NVIDIA+GNOME+Wayland+Turning Screen Off = Random Chance of Hanging

Hi, I’m running GNOME on Wayland with the new GBM support, and it almost works except for one issue: when I lock my computer (or really, sleep the displays for any reason, locking is the most common) there’s a random chance of the driver just locking up and refusing to unsleep the monitors.
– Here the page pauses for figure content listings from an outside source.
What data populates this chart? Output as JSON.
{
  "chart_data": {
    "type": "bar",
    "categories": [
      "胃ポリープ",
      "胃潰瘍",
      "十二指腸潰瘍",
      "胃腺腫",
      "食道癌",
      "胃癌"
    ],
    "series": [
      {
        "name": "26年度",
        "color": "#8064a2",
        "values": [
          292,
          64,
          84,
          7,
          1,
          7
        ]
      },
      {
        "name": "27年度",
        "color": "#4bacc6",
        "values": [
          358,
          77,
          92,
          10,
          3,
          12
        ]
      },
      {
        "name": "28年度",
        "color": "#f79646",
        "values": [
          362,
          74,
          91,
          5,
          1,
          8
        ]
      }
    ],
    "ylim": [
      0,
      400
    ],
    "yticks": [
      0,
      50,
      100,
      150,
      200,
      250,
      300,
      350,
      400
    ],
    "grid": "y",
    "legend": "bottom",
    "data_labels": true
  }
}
Unfortunately, I don’t have any other hardware with a NVIDIA GPU to test on, but on my system sleeping the screen is a high accuracy method of reproducing it - after waiting for about 30 minutes there is a 40%-50% chance the driver will have locked up.
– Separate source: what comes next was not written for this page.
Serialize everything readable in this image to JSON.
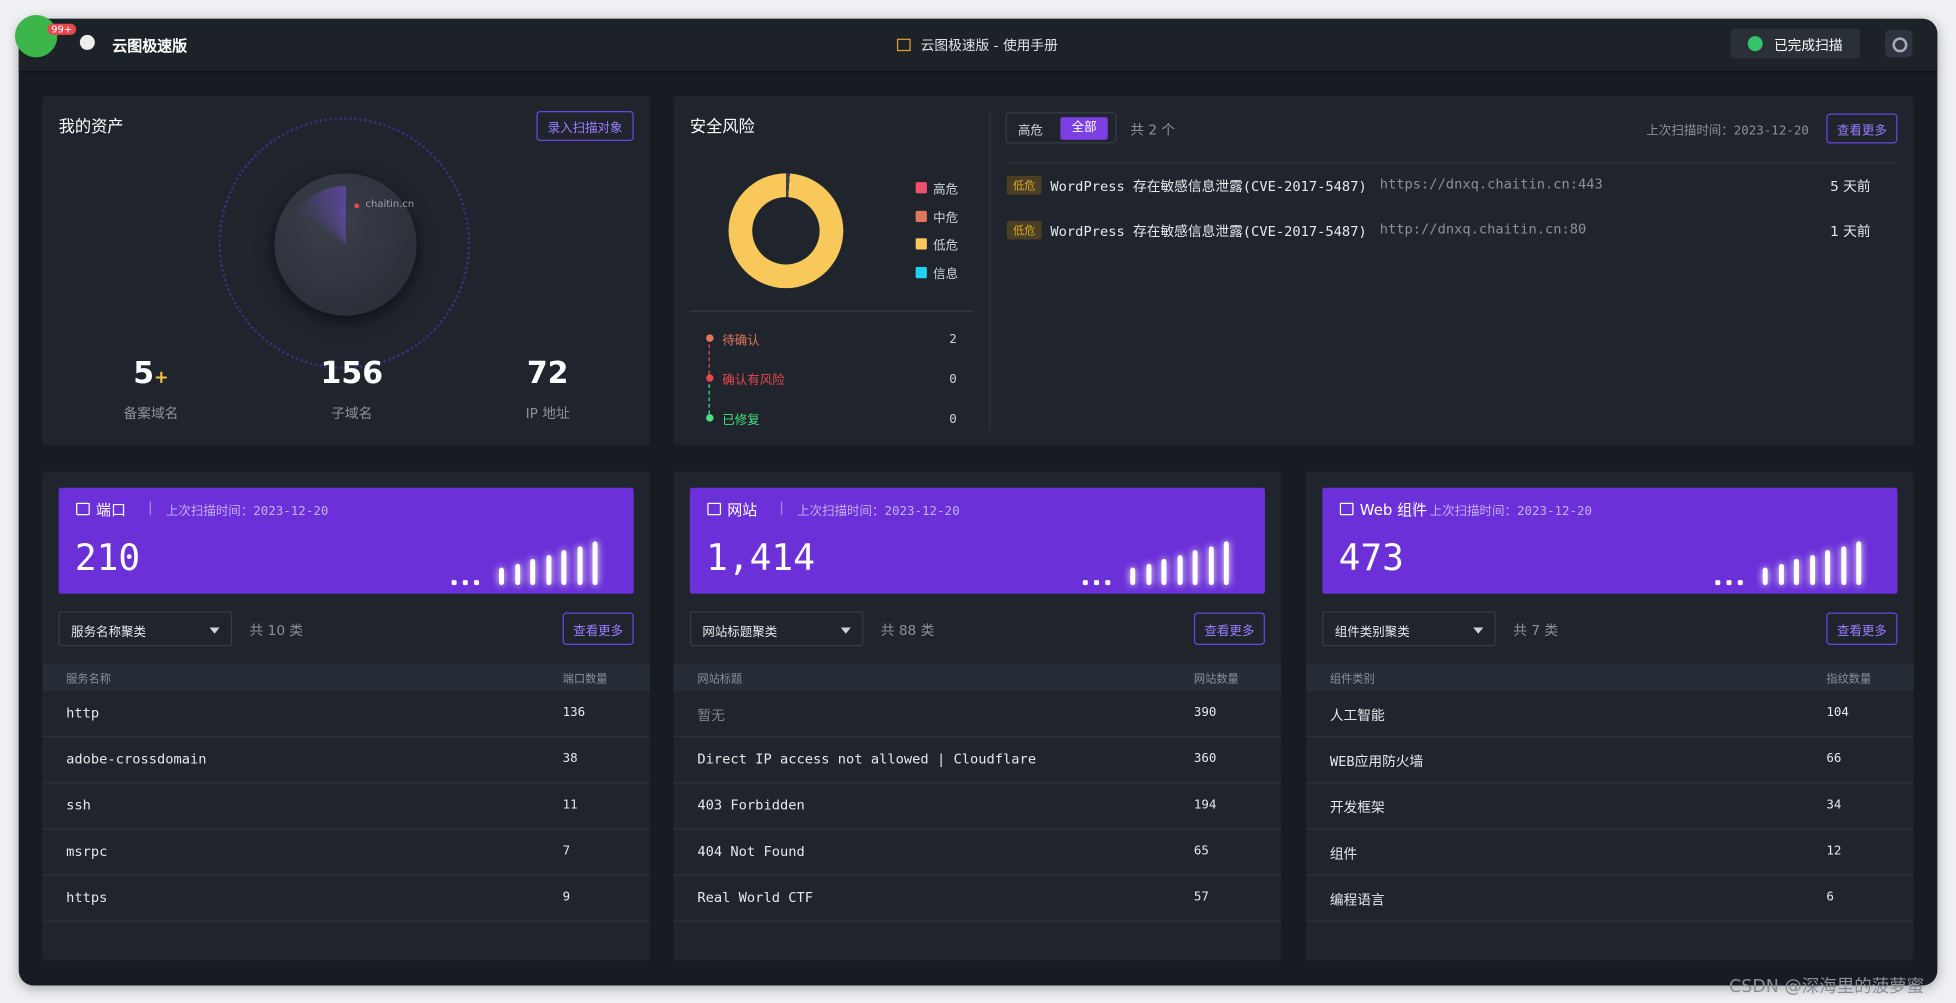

When the lockup occurs, I get this in the kernel log (which will keep looping with longer and longer times until I restart the machine):

Mar 29 22:55:01 arch kernel: INFO: task nvidia-modeset/:409 blocked for more than 1228 seconds.
Mar 29 22:55:01 arch kernel:       Tainted: P           OE     5.16.16-zen1-1-zen #1
Mar 29 22:55:01 arch kernel: "echo 0 > /proc/sys/kernel/hung_task_timeout_secs" disables this message.
Mar 29 22:55:01 arch kernel: task:nvidia-modeset/ state:D stack:    0 pid:  409 ppid:     2 flags:0x00004000
Mar 29 22:55:01 arch kernel: Call Trace:
Mar 29 22:55:01 arch kernel:  <TASK>
Mar 29 22:55:01 arch kernel:  __schedule+0x96f/0x1130
Mar 29 22:55:01 arch kernel:  ? __schedule+0x977/0x1130
Mar 29 22:55:01 arch kernel:  schedule+0x4b/0xc0
Mar 29 22:55:01 arch kernel:  schedule_timeout+0x119/0x150
Mar 29 22:55:01 arch kernel:  __down+0xac/0x100
Mar 29 22:55:01 arch kernel:  down+0x43/0x60
Mar 29 22:55:01 arch kernel:  nvkms_kthread_q_callback+0x7d/0x100 [nvidia_modeset 6c62ffb71642f967e9713a9ea3900a358e1c5665]
Mar 29 22:55:01 arch kernel:  _main_loop+0x9e/0x150 [nvidia_modeset 6c62ffb71642f967e9713a9ea3900a358e1c5665]
Mar 29 22:55:01 arch kernel:  ? nvkms_sema_up+0x10/0x10 [nvidia_modeset 6c62ffb71642f967e9713a9ea3900a358e1c5665]
Mar 29 22:55:01 arch kernel:  kthread+0x1e3/0x210
Mar 29 22:55:01 arch kernel:  ? kthread_unuse_mm+0xa0/0xa0
Mar 29 22:55:01 arch kernel:  ret_from_fork+0x22/0x30
Mar 29 22:55:01 arch kernel:  </TASK>

Note that when I say lockup I just mean the display driver gets stuck and won’t unsleep the monitors, but the system still works and I can SSH in. Also, only the monitors are being put to sleep, I am not suspending/hibernating the system itself.

nvidia-bug-report.log.gz (445.8 KB)

I’m running the zen kernel but this happens on the mainline kernel too. It happens with the 49X.XX driver versions as well so is not a regress in the 5XX.XX drivers.

How many/what monitors are connected? Does this also happen with just one monitor attached?